The US side wanted to step up pressure on China by making assumptions as "there now seems to be no indication that China will set up an ADIZ," Liu Feng, a Hainan-based expert on the South China Sea, told the Global Times on Thursday.

Such moves to hype up tensions over the South China Sea were made to "justify the US military presence in the region as well as to secure its military expenditure budget in Congress," Liu noted.

"For China, the real one who is militarizing the South China Sea is the US, which conducts frequent naval operations such as patrols and intelligence gathering under the guise of freedom of navigation," Chen Xiangmiao, a research fellow at the National Institute for the South China Sea, told the Global Times.

When asked for comments on the recent deal allowing the US to use five military bases in the Philippines, Yang also said on Thursday that the US has strengthened its military presence in the Philippines and is pushing forward the militarization of the South China Sea.

The New York Times also reported Thursday on a recent encounter between a US Aegis cruiser and Chinese warships in the South China Sea.
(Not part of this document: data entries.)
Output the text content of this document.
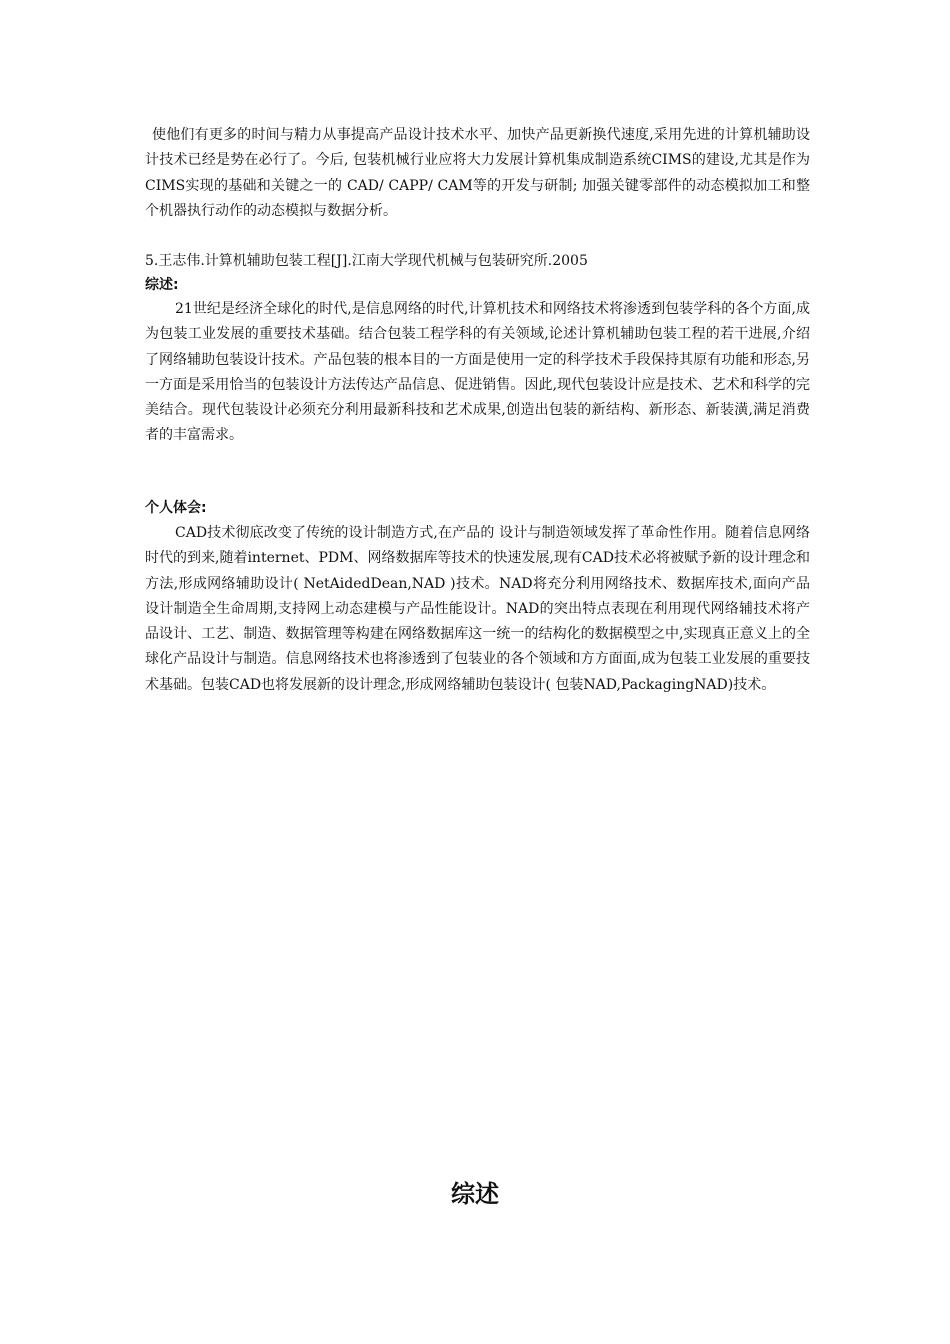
使他们有更多的时间与精力从事提高产品设计技术水平、加快产品更新换代速度,采用先进的计算机辅助设计技术已经是势在必行了。今后, 包装机械行业应将大力发展计算机集成制造系统CIMS的建设,尤其是作为CIMS实现的基础和关键之一的 CAD/ CAPP/ CAM等的开发与研制; 加强关键零部件的动态模拟加工和整个机器执行动作的动态模拟与数据分析。
5.王志伟.计算机辅助包装工程[J].江南大学现代机械与包装研究所.2005
综述:
21世纪是经济全球化的时代,是信息网络的时代,计算机技术和网络技术将渗透到包装学科的各个方面,成为包装工业发展的重要技术基础。结合包装工程学科的有关领域,论述计算机辅助包装工程的若干进展,介绍了网络辅助包装设计技术。产品包装的根本目的一方面是使用一定的科学技术手段保持其原有功能和形态,另一方面是采用恰当的包装设计方法传达产品信息、促进销售。因此,现代包装设计应是技术、艺术和科学的完美结合。现代包装设计必须充分利用最新科技和艺术成果,创造出包装的新结构、新形态、新装潢,满足消费者的丰富需求。
个人体会:
CAD技术彻底改变了传统的设计制造方式,在产品的 设计与制造领域发挥了革命性作用。随着信息网络时代的到来,随着internet、PDM、网络数据库等技术的快速发展,现有CAD技术必将被赋予新的设计理念和方法,形成网络辅助设计( NetAidedDean,NAD )技术。NAD将充分利用网络技术、数据库技术,面向产品设计制造全生命周期,支持网上动态建模与产品性能设计。NAD的突出特点表现在利用现代网络辅技术将产品设计、工艺、制造、数据管理等构建在网络数据库这一统一的结构化的数据模型之中,实现真正意义上的全球化产品设计与制造。信息网络技术也将渗透到了包装业的各个领域和方方面面,成为包装工业发展的重要技术基础。包装CAD也将发展新的设计理念,形成网络辅助包装设计( 包装NAD,PackagingNAD)技术。
综述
However, not much hostility was felt in what The New York Times called the "exchange of weather pleasantries" in the encounters between the Chinese and US warships, which shows that there has been some tacit understanding that a military conflict will be avoided, analyst said.

The two countries established mutual trust mechanisms to report major military operations to each other and set a code of safe conduct during naval and air force encounters during Obama's state visit to China in 2014. Annexes on "notification of military crisis" and "encounters in the air" were later signed in September 2015, Xinhua reported.

The two sides are still trying to learn each other's bottom lines, Chen said.

In February, China's Ministry of National Defense confirmed that it would send naval ships to join the Rim of the Pacific 2016 multilateral joint maritime exercise from June to August in Hawaii.

"A lack of dialogue will be the greatest problem in the China-US relations," Chen said, noting that the South China Sea will see an increase in US naval and airforce operations in the future.